Nicky shrugged. “I don’t think anyone wants to. The little bit of Mara’s writing that she reads out loud in class is so … painful. No one wants to complain about the time Phoenix devotes to her.”
“But it’s not fair for one student to shanghai the whole class …” I began, but then, seeing how uncomfortable Nicky looked, changed tack. “How are you doing? Are you adjusting okay to Fairwick?”
She shrugged again—a gesture which I was beginning to see had become a sort of nervous tic for her. “There’s a lot of work. I keep trying to explain
to Ben that I can’t hang out all the time because I have more work than him, but then he just accuses me of lording it over him for being at my ‘fancy private college.’ ” She air quoted again and I wondered how much of Nicky’s new life required the ironic distance of finger brackets.

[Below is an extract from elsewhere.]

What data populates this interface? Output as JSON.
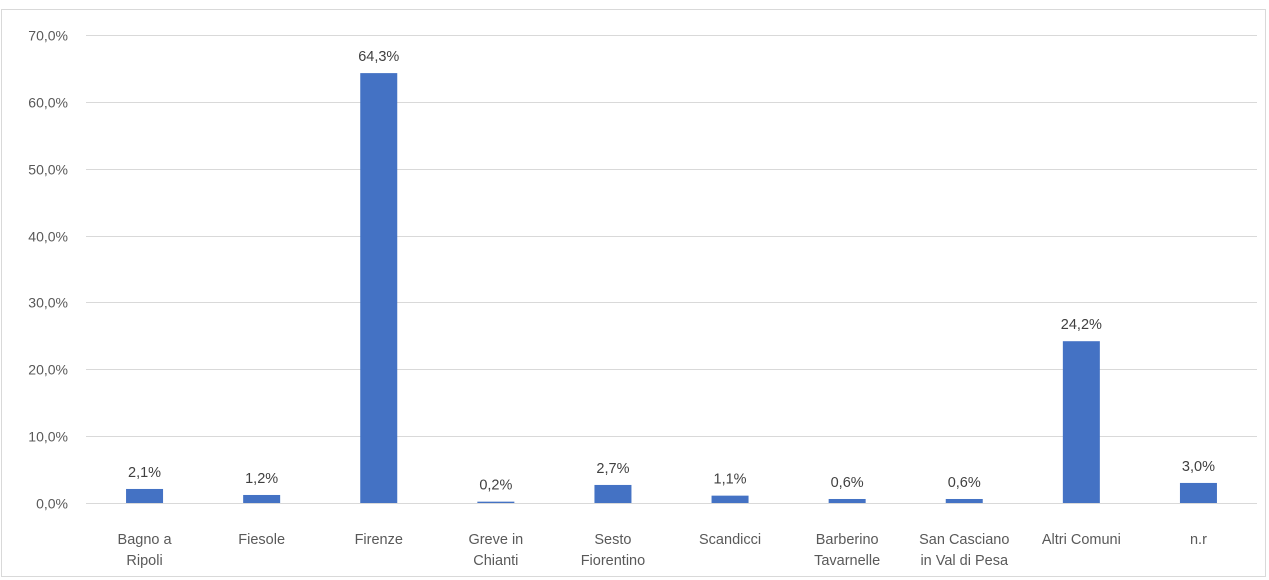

“It’s hard on a relationship when one partner—especially the female one—is more successful.” I was thinking of how hard Paul tried not to mind when I’d gotten into Columbia and again when my thesis got a big commercial publishing contract and he had to rewrite his at his advisor’s request. “But that doesn’t mean you should feel guilty or not take full advantage of the opportunities you’ve earned. If Ben really cares about you he’ll understand.”
Nicky nodded, but she looked like she was about to cry. “Yeah, but the girls at community college don’t have to stay in the library on Saturday night. How long will it be before he figures out it’s easier to hang out with one of them?”
I sighed. Of course I’d wondered the same thing with Paul—not that UCLA was community college, but L.A. was full of leggy blondes and surfer chicks who weren’t three thousand miles away. To keep myself from being tortured by jealous fantasies I’d had to shut off a part of my brain—and, I had to admit, a piece of my heart. I worried sometimes that the result was that I didn’t love him as much. Sometimes I wondered if I had ever really loved him enough or if Annie was right—that if I really loved him I’d have found a way to be with him. Lately when we talked at night I found myself impatient to get off the phone. I should have been counting the days until his arrival on Thanksgiving, but instead I was mooning over a phantom lover. Was that why I’d summoned the demon lover—because I wasn’t satisfied by Paul? And was the reason I’d never been satisfied by Paul that I’d been measuring him against the fairytale prince of my teenaged fantasies?